Un factor clave es la dinámica de oferta de dólares. La liquidación del sector agroexportador y la intervención oficial contribuyen a mantener un flujo de divisas que limita presiones alcistas sobre el tipo de cambio.
“La verdad es que la campaña agrícola viene muy bien, flujo que se suma a la liquidación de divisas por emisiones de deuda corporativa de fines del año pasado. Con ese escenario, veo espacio para seguir posicionado en pesos, dependiendo del perfil inversor. Personalmente, me inclino por el carry, pero la aclaración es siempre válida para conservadores”, sostuvo Fernando Baer, economista en Quantum Finanzas.
Además, el apoyo externo también colabora con la estabilidad. “Hay un factor de confianza externa que pesa. El secretario del Tesoro de EE. UU., Scott Bessent, respaldó públicamente el programa argentino el día del dato de inflación de 3,4%. Y la segunda revisión del FMI, a la espera de un Staff Level Agreement, vendría con un desembolso de US$ 1.000 millones. Eso le da un ancla adicional al tipo de cambio”, señalaron desde Mills Capital.

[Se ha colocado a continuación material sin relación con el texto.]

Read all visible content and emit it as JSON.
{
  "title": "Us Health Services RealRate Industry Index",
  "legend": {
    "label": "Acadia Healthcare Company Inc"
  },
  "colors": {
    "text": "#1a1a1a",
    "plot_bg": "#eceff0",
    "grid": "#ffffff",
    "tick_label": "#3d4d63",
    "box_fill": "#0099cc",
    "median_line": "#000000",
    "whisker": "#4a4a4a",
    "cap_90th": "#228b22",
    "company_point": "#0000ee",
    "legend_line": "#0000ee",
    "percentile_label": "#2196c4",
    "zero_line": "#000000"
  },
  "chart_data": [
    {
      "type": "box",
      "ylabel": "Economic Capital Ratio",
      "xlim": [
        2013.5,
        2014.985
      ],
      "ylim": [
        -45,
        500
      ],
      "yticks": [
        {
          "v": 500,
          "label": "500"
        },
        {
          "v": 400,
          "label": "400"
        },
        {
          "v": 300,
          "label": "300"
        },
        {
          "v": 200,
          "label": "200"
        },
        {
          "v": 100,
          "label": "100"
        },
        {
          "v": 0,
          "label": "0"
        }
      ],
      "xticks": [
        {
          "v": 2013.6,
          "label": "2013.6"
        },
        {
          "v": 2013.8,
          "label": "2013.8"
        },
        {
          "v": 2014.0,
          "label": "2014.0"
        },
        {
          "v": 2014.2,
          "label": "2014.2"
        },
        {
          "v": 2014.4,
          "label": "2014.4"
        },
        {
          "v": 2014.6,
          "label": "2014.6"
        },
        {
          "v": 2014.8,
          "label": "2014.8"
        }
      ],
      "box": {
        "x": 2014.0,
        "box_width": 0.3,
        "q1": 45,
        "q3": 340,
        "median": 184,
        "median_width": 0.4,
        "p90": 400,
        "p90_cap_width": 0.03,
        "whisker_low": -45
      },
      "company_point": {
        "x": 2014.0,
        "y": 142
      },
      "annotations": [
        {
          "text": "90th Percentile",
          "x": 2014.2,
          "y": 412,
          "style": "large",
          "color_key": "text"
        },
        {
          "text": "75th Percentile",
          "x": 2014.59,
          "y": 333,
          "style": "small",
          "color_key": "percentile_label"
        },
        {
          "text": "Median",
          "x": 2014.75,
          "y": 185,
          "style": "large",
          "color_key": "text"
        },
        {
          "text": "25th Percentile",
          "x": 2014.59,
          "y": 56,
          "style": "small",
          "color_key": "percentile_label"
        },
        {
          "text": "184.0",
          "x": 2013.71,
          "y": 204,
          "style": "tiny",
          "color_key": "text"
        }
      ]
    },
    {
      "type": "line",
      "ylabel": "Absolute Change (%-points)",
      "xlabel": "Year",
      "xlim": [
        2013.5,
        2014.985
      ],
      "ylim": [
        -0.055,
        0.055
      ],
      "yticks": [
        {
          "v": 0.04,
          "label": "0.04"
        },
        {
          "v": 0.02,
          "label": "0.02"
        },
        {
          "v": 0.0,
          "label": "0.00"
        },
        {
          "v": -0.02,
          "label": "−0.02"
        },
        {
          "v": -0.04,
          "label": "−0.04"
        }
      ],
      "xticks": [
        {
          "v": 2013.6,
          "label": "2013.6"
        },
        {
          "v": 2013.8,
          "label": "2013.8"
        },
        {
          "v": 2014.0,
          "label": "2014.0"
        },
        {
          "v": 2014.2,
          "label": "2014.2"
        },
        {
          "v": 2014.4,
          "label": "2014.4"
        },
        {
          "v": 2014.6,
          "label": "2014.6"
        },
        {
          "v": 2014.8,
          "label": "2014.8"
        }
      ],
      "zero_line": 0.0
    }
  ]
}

Por estos motivos, los instrumentos financieros en pesos que permiten hacer carry trade continúan estando en la mira del mercado. “Recomendamos comenzar a incorporar bonos a tasa fija. En particular, nos gusta el Boncap T30A7, que ofrece un rendimiento de 28,5%. Para inversores con mayor apetito por riesgo, creemos que el Bonte 2030 es hoy uno de los pocos instrumentos con potencial para superar a los bonos hard dollar. En nuestro escenario optimista, esperamos que otorgue un retorno de 26% hasta fin de año”, resumieron los estrategas de Adcap Grupo Financiero.